Настя продолжала пятиться к окну. Оно было плотно зашторено двумя желтыми кусками пыльной материи, спускавшимися сверху до самого пола. Решение созрело у нее мгновенно. Настя вначале потянула одну половину шторы на себя, потом резко рванула ее вниз. Затрещали петли на крючках, с грохотом обвалился карниз.
Суетившийся у тумбочки морячок замер, повернул в ее сторону потное, злое лицо. Бугристая плешь с налипшими на нее волосами отсвечивала фиолетовым в луче утреннего солнца, брызнувшего в комнату из окна.
— Стоять! — рявкнул он, пытаясь приподняться.
В следующее мгновение Настя, протащив за собой волочившуюся по полу штору, в один прием перепрыгнула через толстый зад своего мучителя, повернула защелку на двери и выскочила в коридор.
— Сука! Тварь! Воровка!.. Все равно найду!.. Достану из-под земли!.. — были последние слова морячка, которые она услышала за своей спиной.
Настя торопливо закуталась в штору и побежала по коридору.
В последние полгода Макса Калугина начали донимать приступы головной боли. Под вечер, если выдавался особенно тяжелый день, или во время долгих напряженных переговоров, или вовсе без видимых причин — может быть, из-за перемещений воздушных потоков в атмосфере.
«Кажется, опять начинается», — подумал Калугин. Он был в своем кабинете совсем один. Те редкие минуты, когда можно не заботиться о делах, не выслушивать претензий какого-нибудь дотошного заказчика, а просто побыть одному. В его жизни такое случалось не часто, а когда случалось, Калугин не знал, чем себя занять.
Такой вот замкнутый круг.
Он включил телевизор. Очередное ток-шоу. Но сначала блиц-опрос на улицах. Корреспондент выуживал кого-нибудь из толпы и задавал вопросы. Вначале Калугин слушал рассеянно, вполуха, а потом невольно заинтересовался.
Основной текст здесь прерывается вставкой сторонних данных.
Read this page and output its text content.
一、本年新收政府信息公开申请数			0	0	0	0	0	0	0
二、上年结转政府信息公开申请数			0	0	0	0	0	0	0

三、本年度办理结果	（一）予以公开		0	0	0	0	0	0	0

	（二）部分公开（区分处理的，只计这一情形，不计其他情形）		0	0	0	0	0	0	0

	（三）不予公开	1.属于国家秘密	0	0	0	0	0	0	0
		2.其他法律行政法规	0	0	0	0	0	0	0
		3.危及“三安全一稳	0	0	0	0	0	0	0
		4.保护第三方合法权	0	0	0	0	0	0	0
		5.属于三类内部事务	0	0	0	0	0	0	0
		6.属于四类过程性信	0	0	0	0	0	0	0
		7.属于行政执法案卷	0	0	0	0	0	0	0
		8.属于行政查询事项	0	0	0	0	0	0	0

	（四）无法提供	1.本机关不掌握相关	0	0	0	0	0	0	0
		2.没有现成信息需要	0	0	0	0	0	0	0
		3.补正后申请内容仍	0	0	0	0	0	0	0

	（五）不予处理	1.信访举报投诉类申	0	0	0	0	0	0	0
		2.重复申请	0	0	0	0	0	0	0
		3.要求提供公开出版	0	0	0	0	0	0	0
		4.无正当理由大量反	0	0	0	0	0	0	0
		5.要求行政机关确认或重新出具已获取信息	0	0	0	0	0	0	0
Речь в программе шла о проблеме проституции в нашей стране. И вопрос к опрашиваемым на улицах был один и тот же: «Как вы относитесь к проституции как к явлению вообще и проституткам — в частности?»
Открылась дверь. В кабинет заглянула секретарша:
— Максим Афанасьевич! Там к вам Лощилин просится на прием…
— Я же сказал, что меня нет! — досадливо повернулся к ней Калугин.
— Но он каким-то образом узнал, что вы у себя. Настаивает.
Калугин обреченно вздохнул:
— Пусть заходит…
Он выключил телевизор. И тут же боль, о которой он, казалось, на время забыл, опять подступила к голове. Он за несколько часов чувствовал приближение этой боли. Сначала ощущал ее теплое, липкое прикосновение, потом длинные тонкие пальцы, словно щупальца спрута, ползли от затылка через виски к бровям и начинали сдавливать голову, отчего темнело в глазах и рот самопроизвольно распахивался, как у выброшенной на берег рыбы. Страшна была не только сама боль, но и ее предчувствие.